On Saturday, we shared the story of Katina Parker, a respiratory therapist who had to find new ways to keep motivated as the pandemic dragged on. Yesterday, we shared the story of Joy White, a charge nurse on the medical surgical floor who returned to work while still grieving the death of her husband.
Today, we share the final installment of our series: the story of Dana Remsburg, a charge nurse in the intensive care unit.
Dana Remsburg is used to standing.
She’s had a lot of practice. She’s been working at Frederick Health Hospital — the same place she was born — since 1986. Now a charge nurse for the intensive care unit, her shifts typically last upwards of 12 hours.
So, inside an empty bedroom in the hospital’s ICU on a recent afternoon, as she reflected on the past two years, she remained on her feet.
Unless you were there, you couldn’t possibly imagine what it was like, she said — to be in the thick of it, caring for the sickest of the sick and holding patients’ hands as they died without their loved ones by their sides.
Back when coronavirus patients still crowded Remsburg’s unit, she used to get an upset stomach every morning. But with zero coronavirus patients in the ICU as of Monday, she doesn’t feel that way anymore.
“It just lifted a burden off of my shoulders.

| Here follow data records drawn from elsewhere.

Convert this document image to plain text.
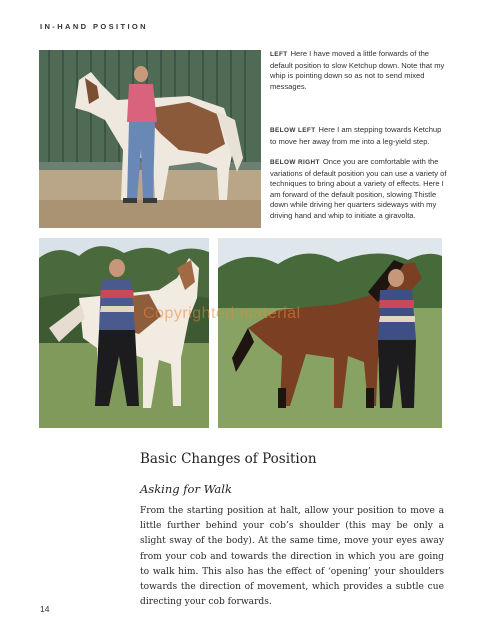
IN-HAND POSITION

LEFT Here I have moved a little forwards of the default position to slow Ketchup down. Note that my whip is pointing down so as not to send mixed messages.

BELOW LEFT Here I am stepping towards Ketchup to move her away from me into a leg-yield step.

BELOW RIGHT Once you are comfortable with the variations of default position you can use a variety of techniques to bring about a variety of effects. Here I am forward of the default position, slowing Thistle down while driving her quarters sideways with my driving hand and whip to initiate a giravolta.

Copyrighted material
Basic Changes of Position
Asking for Walk
From the starting position at halt, allow your position to move a little further behind your cob’s shoulder (this may be only a slight sway of the body). At the same time, move your eyes away from your cob and towards the direction in which you are going to walk him. This also has the effect of ‘opening’ your shoulders towards the direction of movement, which provides a subtle cue directing your cob forwards.
14
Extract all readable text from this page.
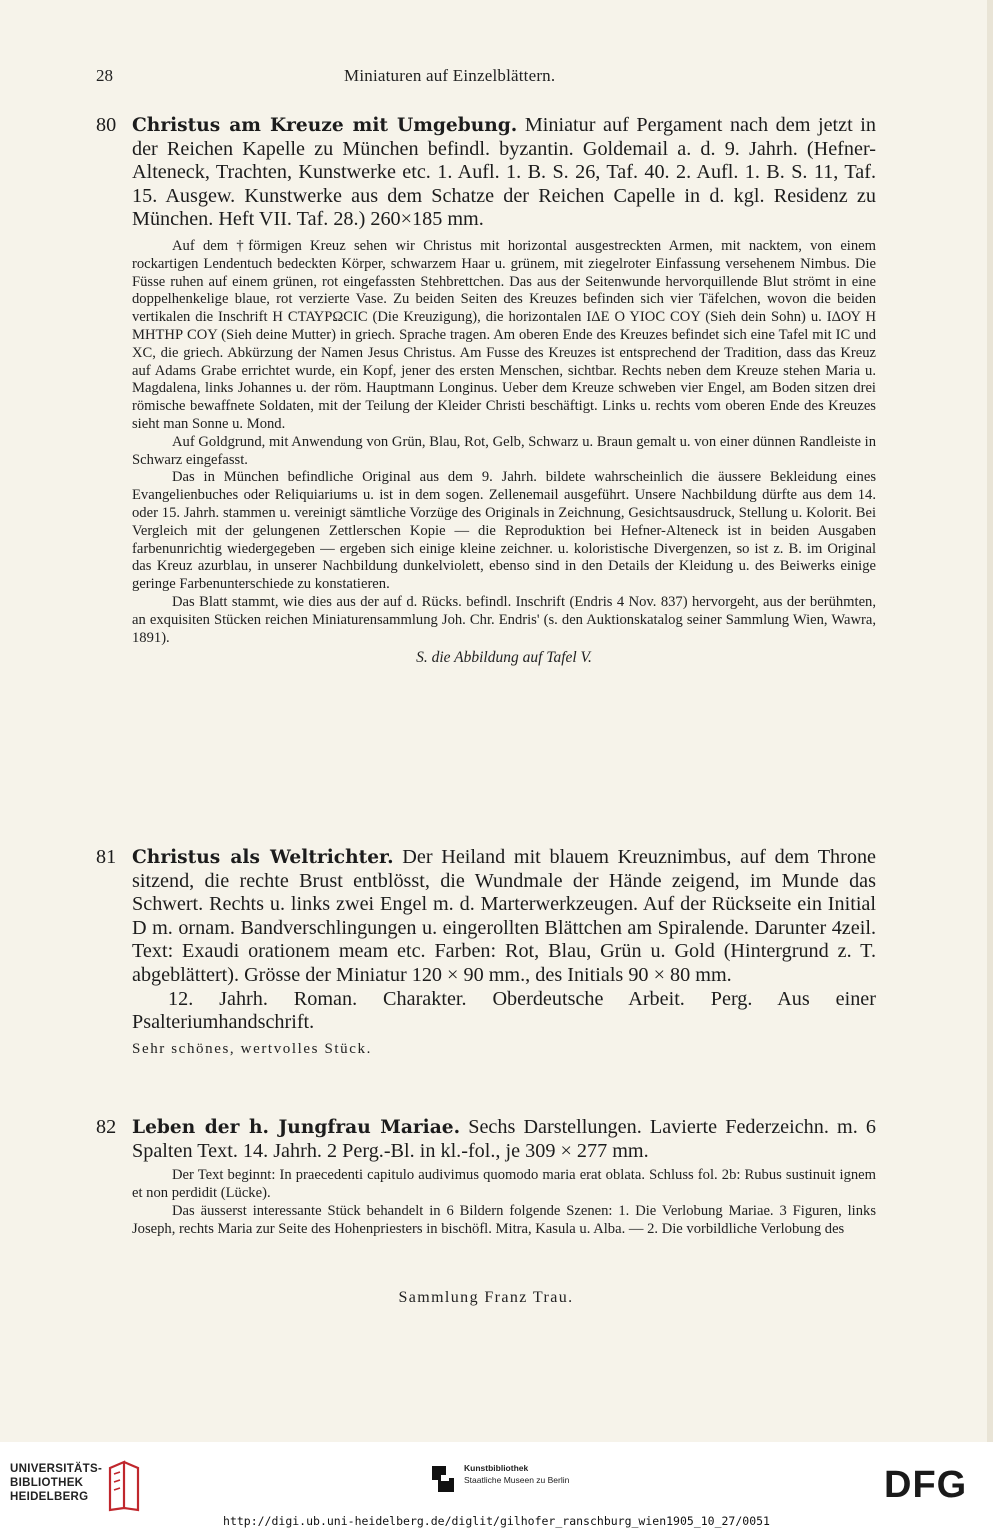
28	Miniaturen auf Einzelblättern.
80 Christus am Kreuze mit Umgebung. Miniatur auf Pergament nach dem jetzt in der Reichen Kapelle zu München befindl. byzantin. Goldemail a. d. 9. Jahrh. (Hefner-Alteneck, Trachten, Kunstwerke etc. 1. Aufl. 1. B. S. 26, Taf. 40. 2. Aufl. 1. B. S. 11, Taf. 15. Ausgew. Kunstwerke aus dem Schatze der Reichen Capelle in d. kgl. Residenz zu München. Heft VII. Taf. 28.) 260×185 mm.

Auf dem †förmigen Kreuz sehen wir Christus mit horizontal ausgestreckten Armen, mit nacktem, von einem rockartigen Lendentuch bedeckten Körper, schwarzem Haar u. grünem, mit ziegelroter Einfassung versehenem Nimbus. Die Füsse ruhen auf einem grünen, rot eingefassten Stehbrettchen. Das aus der Seitenwunde hervorquillende Blut strömt in eine doppelhenkelige blaue, rot verzierte Vase. Zu beiden Seiten des Kreuzes befinden sich vier Täfelchen, wovon die beiden vertikalen die Inschrift Η CΤΑΥΡΩCΙC (Die Kreuzigung), die horizontalen ΙΔΕ Ο ΥΙΟC COΥ (Sieh dein Sohn) u. ΙΔΟΥ Η ΜΗΤΗΡ COΥ (Sieh deine Mutter) in griech. Sprache tragen. Am oberen Ende des Kreuzes befindet sich eine Tafel mit ΙC und ΧC, die griech. Abkürzung der Namen Jesus Christus. Am Fusse des Kreuzes ist entsprechend der Tradition, dass das Kreuz auf Adams Grabe errichtet wurde, ein Kopf, jener des ersten Menschen, sichtbar. Rechts neben dem Kreuze stehen Maria u. Magdalena, links Johannes u. der röm. Hauptmann Longinus. Ueber dem Kreuze schweben vier Engel, am Boden sitzen drei römische bewaffnete Soldaten, mit der Teilung der Kleider Christi beschäftigt. Links u. rechts vom oberen Ende des Kreuzes sieht man Sonne u. Mond.

Auf Goldgrund, mit Anwendung von Grün, Blau, Rot, Gelb, Schwarz u. Braun gemalt u. von einer dünnen Randleiste in Schwarz eingefasst.

Das in München befindliche Original aus dem 9. Jahrh. bildete wahrscheinlich die äussere Bekleidung eines Evangelienbuches oder Reliquiariums u. ist in dem sogen. Zellenemail ausgeführt. Unsere Nachbildung dürfte aus dem 14. oder 15. Jahrh. stammen u. vereinigt sämtliche Vorzüge des Originals in Zeichnung, Gesichtsausdruck, Stellung u. Kolorit. Bei Vergleich mit der gelungenen Zettlerschen Kopie — die Reproduktion bei Hefner-Alteneck ist in beiden Ausgaben farbenunrichtig wiedergegeben — ergeben sich einige kleine zeichner. u. koloristische Divergenzen, so ist z. B. im Original das Kreuz azurblau, in unserer Nachbildung dunkelviolett, ebenso sind in den Details der Kleidung u. des Beiwerks einige geringe Farbenunterschiede zu konstatieren.

Das Blatt stammt, wie dies aus der auf d. Rücks. befindl. Inschrift (Endris 4 Nov. 837) hervorgeht, aus der berühmten, an exquisiten Stücken reichen Miniaturensammlung Joh. Chr. Endris' (s. den Auktionskatalog seiner Sammlung Wien, Wawra, 1891).

S. die Abbildung auf Tafel V.
81 Christus als Weltrichter. Der Heiland mit blauem Kreuznimbus, auf dem Throne sitzend, die rechte Brust entblösst, die Wundmale der Hände zeigend, im Munde das Schwert. Rechts u. links zwei Engel m. d. Marterwerkzeugen. Auf der Rückseite ein Initial D m. ornam. Bandverschlingungen u. eingerollten Blättchen am Spiralende. Darunter 4zeil. Text: Exaudi orationem meam etc. Farben: Rot, Blau, Grün u. Gold (Hintergrund z. T. abgeblättert). Grösse der Miniatur 120 × 90 mm., des Initials 90 × 80 mm.
12. Jahrh. Roman. Charakter. Oberdeutsche Arbeit. Perg. Aus einer Psalteriumhandschrift.
Sehr schönes, wertvolles Stück.
82 Leben der h. Jungfrau Mariae. Sechs Darstellungen. Lavierte Federzeichn. m. 6 Spalten Text. 14. Jahrh. 2 Perg.-Bl. in kl.-fol., je 309 × 277 mm.

Der Text beginnt: In praecedenti capitulo audivimus quomodo maria erat oblata. Schluss fol. 2b: Rubus sustinuit ignem et non perdidit (Lücke).

Das äusserst interessante Stück behandelt in 6 Bildern folgende Szenen: 1. Die Verlobung Mariae. 3 Figuren, links Joseph, rechts Maria zur Seite des Hohenpriesters in bischöfl. Mitra, Kasula u. Alba. — 2. Die vorbildliche Verlobung des

Sammlung Franz Trau.
UNIVERSITÄTS- BIBLIOTHEK HEIDELBERG
Kunstbibliothek
Staatliche Museen zu Berlin	DFG
http://digi.ub.uni-heidelberg.de/diglit/gilhofer_ranschburg_wien1905_10_27/0051
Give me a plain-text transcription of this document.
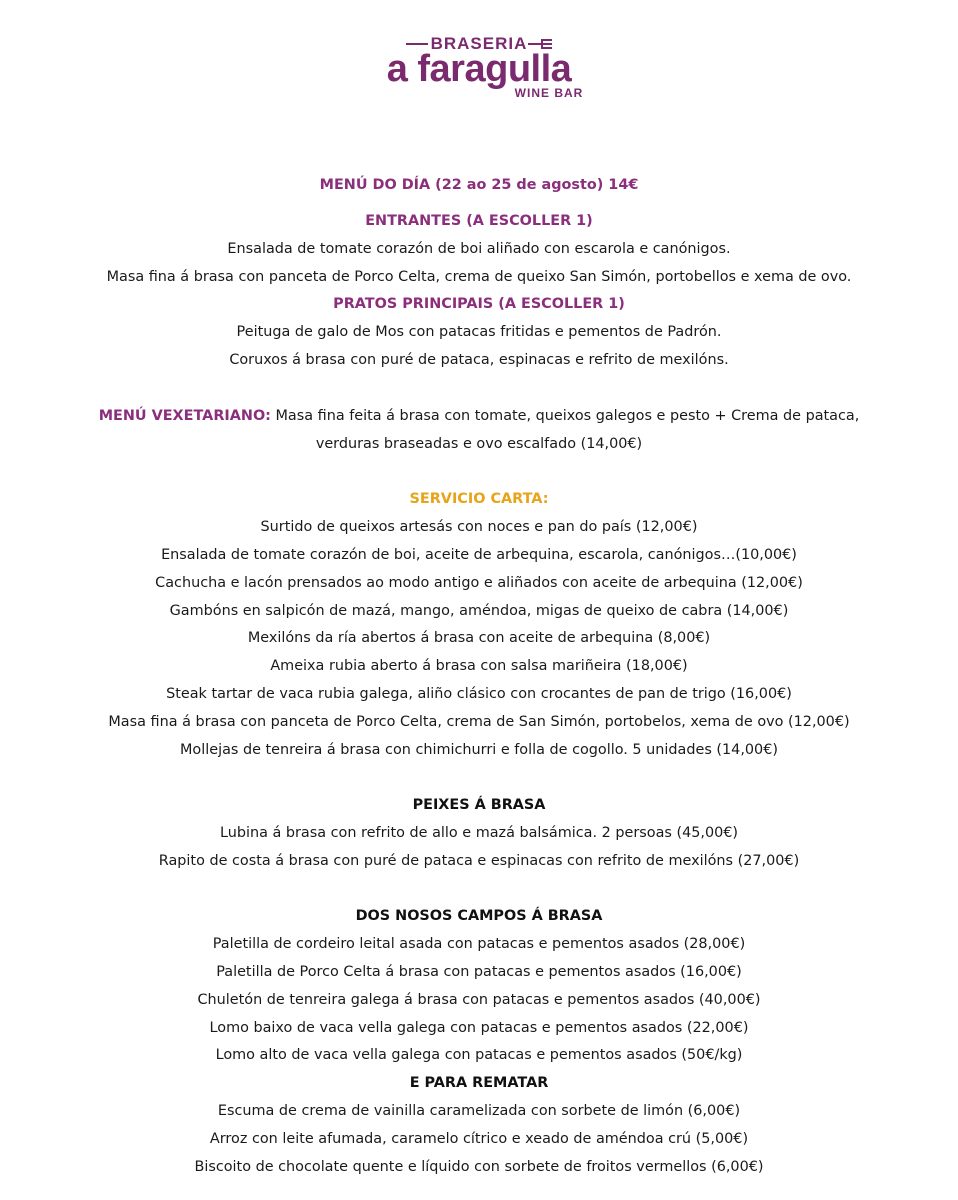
BRASERIA
a faragulla
WINE BAR
MENÚ DO DÍA (22 ao 25 de agosto) 14€
ENTRANTES (A ESCOLLER 1)
Ensalada de tomate corazón de boi aliñado con escarola e canónigos.
Masa fina á brasa con panceta de Porco Celta, crema de queixo San Simón, portobellos e xema de ovo.
PRATOS PRINCIPAIS (A ESCOLLER 1)
Peituga de galo de Mos con patacas fritidas e pementos de Padrón.
Coruxos á brasa con puré de pataca, espinacas e refrito de mexilóns.
MENÚ VEXETARIANO: Masa fina feita á brasa con tomate, queixos galegos e pesto + Crema de pataca,
verduras braseadas e ovo escalfado (14,00€)
SERVICIO CARTA:
Surtido de queixos artesás con noces e pan do país (12,00€)
Ensalada de tomate corazón de boi, aceite de arbequina, escarola, canónigos…(10,00€)
Cachucha e lacón prensados ao modo antigo e aliñados con aceite de arbequina (12,00€)
Gambóns en salpicón de mazá, mango, améndoa, migas de queixo de cabra (14,00€)
Mexilóns da ría abertos á brasa con aceite de arbequina (8,00€)
Ameixa rubia aberto á brasa con salsa mariñeira (18,00€)
Steak tartar de vaca rubia galega, aliño clásico con crocantes de pan de trigo (16,00€)
Masa fina á brasa con panceta de Porco Celta, crema de San Simón, portobelos, xema de ovo (12,00€)
Mollejas de tenreira á brasa con chimichurri e folla de cogollo. 5 unidades (14,00€)
PEIXES Á BRASA
Lubina á brasa con refrito de allo e mazá balsámica. 2 persoas (45,00€)
Rapito de costa á brasa con puré de pataca e espinacas con refrito de mexilóns (27,00€)
DOS NOSOS CAMPOS Á BRASA
Paletilla de cordeiro leital asada con patacas e pementos asados (28,00€)
Paletilla de Porco Celta á brasa con patacas e pementos asados (16,00€)
Chuletón de tenreira galega á brasa con patacas e pementos asados (40,00€)
Lomo baixo de vaca vella galega con patacas e pementos asados (22,00€)
Lomo alto de vaca vella galega con patacas e pementos asados (50€/kg)
E PARA REMATAR
Escuma de crema de vainilla caramelizada con sorbete de limón (6,00€)
Arroz con leite afumada, caramelo cítrico e xeado de améndoa crú (5,00€)
Biscoito de chocolate quente e líquido con sorbete de froitos vermellos (6,00€)
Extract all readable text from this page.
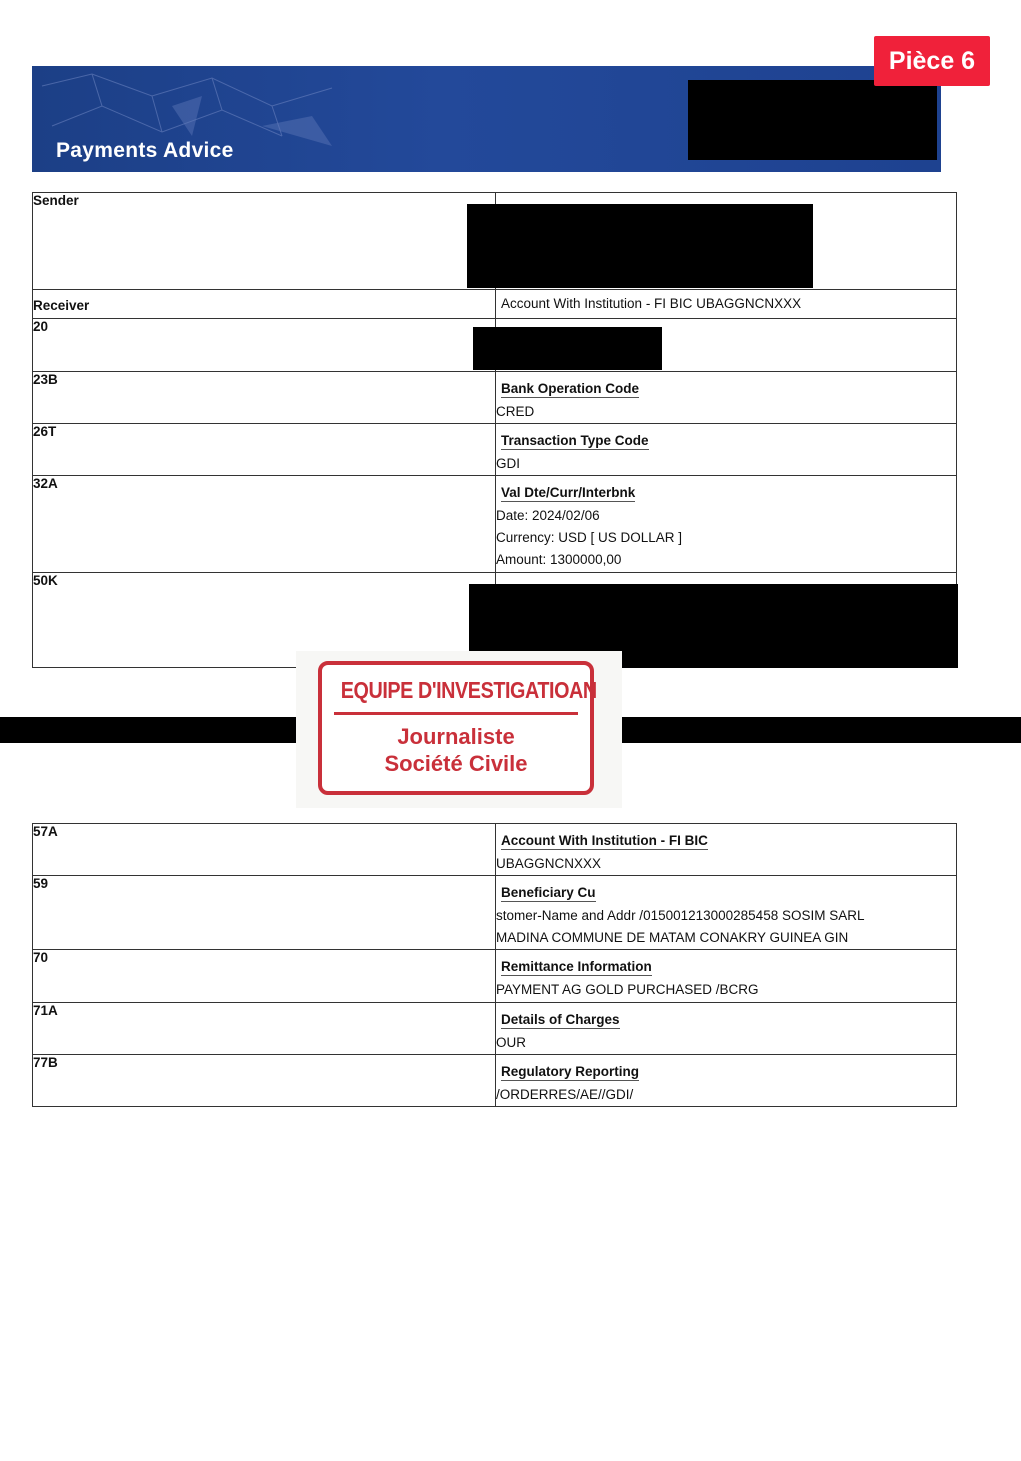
Payments Advice
Pièce 6
Sender	
Receiver	Account With Institution - FI BIC UBAGGNCNXXX

20	
23B	Bank Operation Code
CRED

26T	Transaction Type Code
GDI

32A	Val Dte/Curr/Interbnk
Date: 2024/02/06
Currency: USD [ US DOLLAR ]
Amount: 1300000,00

50K	
EQUIPE D'INVESTIGATIOAN
Journaliste
Société Civile
57A	Account With Institution - FI BIC
UBAGGNCNXXX

59	Beneficiary Cu
stomer-Name and Addr /015001213000285458 SOSIM SARL
MADINA COMMUNE DE MATAM CONAKRY GUINEA GIN

70	Remittance Information
PAYMENT AG GOLD PURCHASED /BCRG

71A	Details of Charges
OUR

77B	Regulatory Reporting
/ORDERRES/AE//GDI/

I come into work now and it’s like —” she inhaled deeply and sighed. “It’s definitely a different perspective in your brain.”
During the most recent surge of the virus, Remsburg and her coworkers knew more about how to care for COVID-19 patients than they did during previous surges. But they also knew how sick people could get.
“Sometimes you feel like … no matter what you do, you can’t make a difference. People are still dying,” she said, speaking quickly and matter-of-factly. “It’s very hard as a nurse. We want to make people better, we want to heal them and get them out of here and get them home. And that wasn’t happening all the time.”
Two months removed from the worst of the omicron surge, Remsburg said it sometimes feels like she has PTSD from working on the front lines. But when asked if she ever considered quitting, she was quick to say no.
“I felt that I could not leave my peers in the lurch,” she said. “I felt committed. I felt like I would be leaving my family if I left them, and I didn’t want to leave them even one nurse short. I just didn’t want to do that.”
“This is my home,” she said. “I couldn’t leave them.”
Frederick Health has taken steps to protect the mental health of its staff, chief nursing officer Diane McFarland said.
‘CODE LAVENDER’The health system offers counseling for workers, a resource leaders have tried to amplify during the past two years, McFarland said. It also added a relaxation room to the hospital, complete with meditation music and comfy chairs, and created “Code Lavender,” a cart stocked with snacks, water, lavender scents and other tools for stress relief.
“I think the one thing I want the staff to know is that we truly do appreciate all that they’ve done,” she said. “They really are the heroes.”
Remsburg will never forget the past two years, she said. But she doesn’t think they will negatively impact her mental health in the future. She has an arsenal of strategies for keeping herself healthy and alleviating stress, from exercising and working on puzzles to spending time with her family, friends and “grand-pups.”
Since the pandemic began, Remsburg has noticed she doesn’t “sweat the small stuff” as much as she used to. Especially after seeing how randomly the virus chose its victims, she’s been trying to enjoy life a little more, she said.
“COVID didn’t pick anybody in particular. A whole family might have gotten it, but one person might have been in here and died,” she said. “So, I’m just trying to live my life to the fullest. Spend time with my family and get everything out of it I can. Because you just don’t know.”